Data-Mining Research May Enhance Flight Safety
UT Dallas and Illinois Team Analyzing Decades of Aviation Information
June 9, 2008
Computer scientists at UT Dallas are developing technology that will sift through mountains of aviation data in search of ways to further enhance flight safety.
Part of a new three-year, $1 million NASA-funded project conducted in collaboration with University of Illinois at Urbana-Champaign (UIUC) researchers, the work focuses on more than three decades of what are called “anomalous aviation events,” or incidents that deviated from normal flight operations.
Using data-mining techniques that are increasingly popular in searching for kernels of relevant information within enormous amounts of data — crime statistics or genomics data, for instance — researchers hope to identify subtle patterns of aviation events that could predict catastrophe.
“It’s essential to automatically mine large amounts of aviation safety reports in order to understand anomalous events and improve safety,” said Dr. Latifur Khan, an associate professor of computer science and principal investigator for the UT Dallas portion of the research.
“With the rapid growth of the aviation industry worldwide and the increasing power and complexity of aircraft, spacecraft and other aviation systems, data related to aviation safety is growing rapidly, making large-scale manual exploration unrealistic,” he said. “It’s crucial to develop data-mining systems to analyze these aviation reports to help prevent future incidents.”
That’s not so easily done, though, due to the variety of such anomalous events — airspace violations, in-flight encounters with birds, miscommunication between pilots and flight controllers, to name a few — as well as the complexity of the aviation systems involved and the variety of people throughout the aviation industry who report the various incidents. The software required to accomplish the task must be sophisticated enough to discover patterns, correlations and trends within the jumble of information.
The primary source for that information is the industry’s Aviation Safety Reporting System (ASRS) database, the world's largest repository of safety information provided by pilots, controllers, mechanics, flight attendants, dispatchers and others. The database includes almost 150,000 incident reports submitted over more than 30 years.
“The ASRS database is a rich source of information about why events or trends occurred in the opinions of those reporting them,” Dr. Khan said.

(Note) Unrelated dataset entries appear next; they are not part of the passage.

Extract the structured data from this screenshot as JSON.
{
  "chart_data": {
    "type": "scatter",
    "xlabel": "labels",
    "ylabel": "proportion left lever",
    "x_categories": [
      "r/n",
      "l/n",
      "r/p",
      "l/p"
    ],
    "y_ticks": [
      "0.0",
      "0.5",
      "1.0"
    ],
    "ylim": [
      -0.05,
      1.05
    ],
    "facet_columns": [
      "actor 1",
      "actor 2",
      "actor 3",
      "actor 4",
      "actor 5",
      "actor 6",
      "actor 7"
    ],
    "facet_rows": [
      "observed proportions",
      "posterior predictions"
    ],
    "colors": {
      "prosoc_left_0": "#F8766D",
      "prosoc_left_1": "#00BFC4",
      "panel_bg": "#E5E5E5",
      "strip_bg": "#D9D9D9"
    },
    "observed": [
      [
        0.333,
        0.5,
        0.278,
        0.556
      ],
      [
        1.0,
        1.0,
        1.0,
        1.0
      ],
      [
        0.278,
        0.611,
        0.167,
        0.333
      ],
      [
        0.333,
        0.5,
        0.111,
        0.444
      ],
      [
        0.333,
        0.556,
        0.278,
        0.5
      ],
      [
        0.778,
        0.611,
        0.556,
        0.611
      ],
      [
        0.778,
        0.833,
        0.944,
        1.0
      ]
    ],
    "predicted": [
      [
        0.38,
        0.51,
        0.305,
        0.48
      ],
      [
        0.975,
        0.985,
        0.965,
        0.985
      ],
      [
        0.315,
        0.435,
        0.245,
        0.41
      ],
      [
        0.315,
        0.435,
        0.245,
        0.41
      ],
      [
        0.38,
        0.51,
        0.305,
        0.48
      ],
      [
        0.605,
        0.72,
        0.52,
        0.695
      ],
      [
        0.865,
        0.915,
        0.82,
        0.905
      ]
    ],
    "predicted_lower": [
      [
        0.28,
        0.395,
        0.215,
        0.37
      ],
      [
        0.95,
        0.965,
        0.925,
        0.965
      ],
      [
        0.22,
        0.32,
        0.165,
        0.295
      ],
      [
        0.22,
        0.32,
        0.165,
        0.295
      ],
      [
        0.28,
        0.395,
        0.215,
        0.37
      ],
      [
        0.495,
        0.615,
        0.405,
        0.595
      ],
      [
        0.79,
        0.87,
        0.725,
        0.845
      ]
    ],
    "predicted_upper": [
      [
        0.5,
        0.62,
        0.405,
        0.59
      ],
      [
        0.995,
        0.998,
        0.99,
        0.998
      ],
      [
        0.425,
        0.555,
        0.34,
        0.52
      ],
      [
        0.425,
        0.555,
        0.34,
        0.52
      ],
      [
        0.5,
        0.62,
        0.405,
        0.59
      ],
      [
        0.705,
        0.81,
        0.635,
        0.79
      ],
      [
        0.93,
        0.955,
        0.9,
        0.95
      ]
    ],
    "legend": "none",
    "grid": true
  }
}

UT Dallas researchers will be addressing two primary questions involving this aviation data: What anomalies are associated with a given aviation event, and why did the event occur? These issues are complicated, though, by the “noise” inherent in the data, which stems from typos and grammatical mistakes as well as the use of abbreviations and jargon not widely used outside the aviation industry.
“Non-aviation experts will find it difficult to understand these reports,” said Dr. Vincent Ng, an assistant professor of computer science at UT Dallas and a co-principal investigator for the project. “Traditional text-mining techniques are unlikely to work well on this data because those techniques were developed primarily for use with clean text. So our biggest research challenge lies in developing techniques that can handle highly noisy data.”
Dr. Khan’s team also includes Dr. Bhavani Thuraisingham, a professor of computer science and director of the UT Dallas Cyber Security Research Center, as well as two Ph.D. students. The UIUC and UT Dallas team is also collaborating with Dr. Anne Kao, a technical fellow at the Boeing Co.
“At UTD we are focusing on developing novel techniques in knowledge discovery and data mining to solve a variety of practical problems in areas such as cyber security, surveillance and data quality,” Dr. Thuraisingham said. “We’re working closely with government, industry, standards groups and others in academia to solve difficult and challenging problems.”